[skip ci] Translate doc proxy-reduce-cn.md to english (#11448)

Signed-off-by: shaoyue.chen <shaoyue.chen@zilliz.com>
2021-11-09 19:46:31 +08:00 · 2021-11-09 19:46:31 +08:00 · 4be47880ba
parent 98f8976f0c
commit 4be47880ba
1 changed files with 40 additions and 1 deletions
--- a/docs/developer_guides/proxy-reduce.md
+++ b/docs/developer_guides/proxy-reduce.md
@ -13,4 +13,43 @@ For each query, the top k hit results are in descending order of score. The larg
 Therefore, we will only discuss how the proxy merges the results for one query result. For NQ query results, we can loop through NQ or process them in parallel.

 So the problem degenerates to how to get the maximum number of 10 (TOPK) results from these four sorted arrays. As shown in the figure below:
-![final_result](./figs/reduce_results.png)
+![final_result](./figs/reduce_results.png)
+
+## K-Way Merge Algorithm
+
+Pesudocode of this algorithm is shown below:
+
+```golang
+n = 4
+multiple_results = [[topk results 1], [topk results 2], [topk results 3], [topk results 4]]
+locs = [0, 0, 0, 0]
+topk_results = []
+for i -> topk:
+	score = min_score
+	choice = -1
+	for j -> n:
+		choiceOffset = locs[j]
+		if choiceOffset > topk:
+			// all result from this way has been got, got from other way
+			continue
+		score_this_way = multiple_results[j][choiceOffset]
+		if score_this_way > score:
+			choice = j
+			score = score_this_way
+	if choice != -1:
+		// update location
+		locs[choice]++
+		topk_results = append(topk_results, choice)
+```
+
+This algorithm is originated from the merging phase of merge sort.
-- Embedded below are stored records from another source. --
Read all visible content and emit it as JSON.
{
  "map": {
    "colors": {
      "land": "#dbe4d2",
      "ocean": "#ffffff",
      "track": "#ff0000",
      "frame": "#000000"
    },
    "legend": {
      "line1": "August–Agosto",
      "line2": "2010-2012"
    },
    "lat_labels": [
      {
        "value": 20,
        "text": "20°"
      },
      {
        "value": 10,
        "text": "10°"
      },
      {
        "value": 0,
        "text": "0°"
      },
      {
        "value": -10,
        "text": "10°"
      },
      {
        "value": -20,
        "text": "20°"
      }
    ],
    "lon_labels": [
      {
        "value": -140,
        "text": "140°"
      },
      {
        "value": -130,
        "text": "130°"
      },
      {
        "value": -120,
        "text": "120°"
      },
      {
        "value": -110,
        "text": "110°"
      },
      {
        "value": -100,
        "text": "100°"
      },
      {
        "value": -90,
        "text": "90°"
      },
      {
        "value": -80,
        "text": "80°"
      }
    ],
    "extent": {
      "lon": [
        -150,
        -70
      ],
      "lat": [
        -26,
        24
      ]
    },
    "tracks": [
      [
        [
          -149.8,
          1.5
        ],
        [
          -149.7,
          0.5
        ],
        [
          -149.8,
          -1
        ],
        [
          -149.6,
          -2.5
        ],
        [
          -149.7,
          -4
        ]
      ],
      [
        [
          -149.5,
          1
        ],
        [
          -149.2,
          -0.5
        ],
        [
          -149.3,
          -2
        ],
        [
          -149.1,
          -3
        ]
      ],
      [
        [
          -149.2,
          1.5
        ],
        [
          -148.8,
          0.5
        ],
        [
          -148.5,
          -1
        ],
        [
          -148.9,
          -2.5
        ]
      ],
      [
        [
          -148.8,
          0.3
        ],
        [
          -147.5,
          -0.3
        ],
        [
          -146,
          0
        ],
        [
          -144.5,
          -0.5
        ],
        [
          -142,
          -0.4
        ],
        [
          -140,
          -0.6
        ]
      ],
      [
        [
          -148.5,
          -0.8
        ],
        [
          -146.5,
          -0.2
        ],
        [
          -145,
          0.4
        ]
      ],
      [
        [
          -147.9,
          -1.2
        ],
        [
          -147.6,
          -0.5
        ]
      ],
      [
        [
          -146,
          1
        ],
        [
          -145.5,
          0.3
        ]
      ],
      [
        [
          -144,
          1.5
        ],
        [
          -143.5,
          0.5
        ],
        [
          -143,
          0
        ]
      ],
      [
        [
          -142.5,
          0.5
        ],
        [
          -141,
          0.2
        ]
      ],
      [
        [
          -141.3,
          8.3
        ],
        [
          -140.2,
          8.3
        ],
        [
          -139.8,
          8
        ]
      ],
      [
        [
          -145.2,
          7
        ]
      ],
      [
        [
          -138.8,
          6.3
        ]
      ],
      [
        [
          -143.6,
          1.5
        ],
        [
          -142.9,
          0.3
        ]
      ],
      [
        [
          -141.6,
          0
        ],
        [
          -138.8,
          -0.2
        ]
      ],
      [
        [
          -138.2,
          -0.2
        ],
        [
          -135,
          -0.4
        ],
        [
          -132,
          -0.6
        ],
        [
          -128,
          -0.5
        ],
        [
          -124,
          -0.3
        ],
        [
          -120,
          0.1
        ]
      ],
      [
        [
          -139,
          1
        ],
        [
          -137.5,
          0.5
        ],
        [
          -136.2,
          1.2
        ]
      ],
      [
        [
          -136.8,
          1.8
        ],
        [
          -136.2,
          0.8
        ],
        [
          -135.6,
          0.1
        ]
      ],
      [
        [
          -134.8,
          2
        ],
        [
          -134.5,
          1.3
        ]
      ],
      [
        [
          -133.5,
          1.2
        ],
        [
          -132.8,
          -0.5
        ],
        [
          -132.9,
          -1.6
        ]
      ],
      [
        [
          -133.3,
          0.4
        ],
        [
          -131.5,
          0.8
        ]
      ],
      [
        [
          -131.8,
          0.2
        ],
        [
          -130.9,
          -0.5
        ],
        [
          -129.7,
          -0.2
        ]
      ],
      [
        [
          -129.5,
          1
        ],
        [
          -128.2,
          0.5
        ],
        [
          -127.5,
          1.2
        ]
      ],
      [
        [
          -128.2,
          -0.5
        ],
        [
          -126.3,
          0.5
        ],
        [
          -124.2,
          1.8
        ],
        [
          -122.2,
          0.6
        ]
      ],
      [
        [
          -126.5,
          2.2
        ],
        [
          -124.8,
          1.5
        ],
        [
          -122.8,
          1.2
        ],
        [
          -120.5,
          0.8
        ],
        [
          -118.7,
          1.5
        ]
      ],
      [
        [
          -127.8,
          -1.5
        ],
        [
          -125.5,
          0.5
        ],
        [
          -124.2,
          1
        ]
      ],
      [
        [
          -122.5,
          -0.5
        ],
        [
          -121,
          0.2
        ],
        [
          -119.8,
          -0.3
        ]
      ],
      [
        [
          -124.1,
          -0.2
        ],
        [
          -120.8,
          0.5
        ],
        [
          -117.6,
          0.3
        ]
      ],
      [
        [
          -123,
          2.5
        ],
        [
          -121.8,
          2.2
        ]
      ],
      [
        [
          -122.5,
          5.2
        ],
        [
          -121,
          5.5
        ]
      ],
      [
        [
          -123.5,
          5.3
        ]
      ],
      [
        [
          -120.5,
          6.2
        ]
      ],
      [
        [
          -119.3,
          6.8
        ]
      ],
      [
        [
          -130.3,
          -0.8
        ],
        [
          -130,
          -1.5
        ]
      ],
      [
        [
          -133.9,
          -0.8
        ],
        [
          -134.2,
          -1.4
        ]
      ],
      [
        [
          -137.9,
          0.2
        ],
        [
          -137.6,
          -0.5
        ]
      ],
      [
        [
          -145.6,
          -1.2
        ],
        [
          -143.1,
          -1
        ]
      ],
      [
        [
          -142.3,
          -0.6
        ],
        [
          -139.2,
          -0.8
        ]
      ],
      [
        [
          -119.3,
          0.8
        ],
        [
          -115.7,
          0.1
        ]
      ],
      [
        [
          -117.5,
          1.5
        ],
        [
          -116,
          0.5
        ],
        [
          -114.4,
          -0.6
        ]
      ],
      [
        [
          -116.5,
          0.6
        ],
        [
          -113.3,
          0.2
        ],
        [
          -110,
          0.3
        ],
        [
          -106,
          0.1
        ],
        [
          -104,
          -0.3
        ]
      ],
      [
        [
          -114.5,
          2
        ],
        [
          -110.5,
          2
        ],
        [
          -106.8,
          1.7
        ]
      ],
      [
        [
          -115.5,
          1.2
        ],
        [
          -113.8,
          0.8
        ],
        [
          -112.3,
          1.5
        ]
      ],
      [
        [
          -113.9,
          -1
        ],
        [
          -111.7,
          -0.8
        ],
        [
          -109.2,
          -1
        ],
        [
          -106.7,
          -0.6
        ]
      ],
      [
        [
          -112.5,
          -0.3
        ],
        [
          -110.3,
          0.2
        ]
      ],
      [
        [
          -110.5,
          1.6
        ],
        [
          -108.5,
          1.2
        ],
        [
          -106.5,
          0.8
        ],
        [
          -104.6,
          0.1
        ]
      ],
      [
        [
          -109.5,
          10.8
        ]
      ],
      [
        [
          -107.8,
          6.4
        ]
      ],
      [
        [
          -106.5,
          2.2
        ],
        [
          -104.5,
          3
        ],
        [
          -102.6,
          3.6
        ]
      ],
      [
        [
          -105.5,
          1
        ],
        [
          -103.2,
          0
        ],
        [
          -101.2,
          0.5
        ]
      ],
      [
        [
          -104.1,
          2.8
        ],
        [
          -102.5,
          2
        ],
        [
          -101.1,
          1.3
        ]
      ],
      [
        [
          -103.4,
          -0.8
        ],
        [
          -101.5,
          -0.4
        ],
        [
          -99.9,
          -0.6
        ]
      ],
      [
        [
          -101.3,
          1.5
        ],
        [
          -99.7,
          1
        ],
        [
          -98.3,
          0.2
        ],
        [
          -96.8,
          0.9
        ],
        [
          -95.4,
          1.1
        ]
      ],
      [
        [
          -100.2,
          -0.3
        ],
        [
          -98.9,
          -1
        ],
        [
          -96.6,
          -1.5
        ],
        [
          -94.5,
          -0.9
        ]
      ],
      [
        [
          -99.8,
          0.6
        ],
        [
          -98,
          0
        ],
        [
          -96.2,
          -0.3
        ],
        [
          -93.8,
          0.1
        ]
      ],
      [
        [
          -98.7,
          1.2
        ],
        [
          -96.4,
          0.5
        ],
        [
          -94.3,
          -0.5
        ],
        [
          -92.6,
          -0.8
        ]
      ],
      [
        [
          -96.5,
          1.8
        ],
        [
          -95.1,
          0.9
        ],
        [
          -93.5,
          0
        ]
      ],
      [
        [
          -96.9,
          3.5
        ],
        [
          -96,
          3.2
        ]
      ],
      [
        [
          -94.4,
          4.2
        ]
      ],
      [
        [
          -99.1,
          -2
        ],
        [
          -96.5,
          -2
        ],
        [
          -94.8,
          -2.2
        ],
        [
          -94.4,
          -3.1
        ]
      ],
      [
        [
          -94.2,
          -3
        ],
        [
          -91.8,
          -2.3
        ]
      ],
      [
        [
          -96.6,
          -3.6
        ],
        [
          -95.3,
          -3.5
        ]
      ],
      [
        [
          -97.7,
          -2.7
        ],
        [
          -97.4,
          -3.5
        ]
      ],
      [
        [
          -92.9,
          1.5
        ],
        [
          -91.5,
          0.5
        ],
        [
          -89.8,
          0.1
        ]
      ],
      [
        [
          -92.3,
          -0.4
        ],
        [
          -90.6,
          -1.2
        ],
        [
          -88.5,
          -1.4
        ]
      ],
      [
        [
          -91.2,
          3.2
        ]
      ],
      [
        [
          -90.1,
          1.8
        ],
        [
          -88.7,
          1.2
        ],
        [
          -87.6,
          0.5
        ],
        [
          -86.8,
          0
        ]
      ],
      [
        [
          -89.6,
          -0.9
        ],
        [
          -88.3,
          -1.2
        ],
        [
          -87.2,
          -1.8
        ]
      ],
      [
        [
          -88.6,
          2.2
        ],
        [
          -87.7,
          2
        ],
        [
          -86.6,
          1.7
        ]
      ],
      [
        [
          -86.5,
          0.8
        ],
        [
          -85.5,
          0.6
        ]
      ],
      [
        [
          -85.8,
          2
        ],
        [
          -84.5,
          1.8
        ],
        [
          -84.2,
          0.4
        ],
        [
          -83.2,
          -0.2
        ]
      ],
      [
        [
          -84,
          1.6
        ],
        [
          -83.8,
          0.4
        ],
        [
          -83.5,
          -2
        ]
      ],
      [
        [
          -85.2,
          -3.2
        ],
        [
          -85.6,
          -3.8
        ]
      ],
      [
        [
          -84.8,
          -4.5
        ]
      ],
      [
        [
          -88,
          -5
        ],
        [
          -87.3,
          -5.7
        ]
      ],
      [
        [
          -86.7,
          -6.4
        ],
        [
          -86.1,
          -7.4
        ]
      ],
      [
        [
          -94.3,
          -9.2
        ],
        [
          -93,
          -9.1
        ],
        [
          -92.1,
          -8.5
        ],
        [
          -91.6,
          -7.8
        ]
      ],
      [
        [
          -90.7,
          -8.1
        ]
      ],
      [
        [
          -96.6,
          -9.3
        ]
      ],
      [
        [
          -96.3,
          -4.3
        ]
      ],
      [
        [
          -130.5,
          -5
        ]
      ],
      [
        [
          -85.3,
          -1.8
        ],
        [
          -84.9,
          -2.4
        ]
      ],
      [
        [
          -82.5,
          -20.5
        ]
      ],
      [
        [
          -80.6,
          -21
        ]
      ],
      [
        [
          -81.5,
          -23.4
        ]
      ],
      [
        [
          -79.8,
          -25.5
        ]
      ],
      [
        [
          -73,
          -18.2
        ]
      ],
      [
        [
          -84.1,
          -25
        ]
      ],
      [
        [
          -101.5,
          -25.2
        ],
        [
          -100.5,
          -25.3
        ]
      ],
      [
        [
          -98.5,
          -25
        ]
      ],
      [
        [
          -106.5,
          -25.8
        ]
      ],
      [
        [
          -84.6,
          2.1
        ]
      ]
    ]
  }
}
The common point of the two is that the results have been sorted when merging, and the difference is that merge sort merges two-way results, proxy reduce merges multiple results.
+
+In contrast, in merge sort, two pointers are used to record the offsets of the two-way results, and proxy reduce uses multiple pointers `locs` to record the offsets of the `k-way` results.
+
+In our specific situation, n indicates that there are 4 results to be merged, `multiple_results` is an array of four `topk`, and each `choiceOffset` in `locs` records the offset of each way being merged.
+
+The `score_this_way` corresponding to this offset records the maximum value of the current way, so when you take a larger `score`, you only need to pick one of the four maximum values.
+
+This ensures that the result we take each time is the largest among the remaining results.
+
+This algorithm will scan all Search Results linearly at most, hence the time complexity of this algorithm is n \* topk.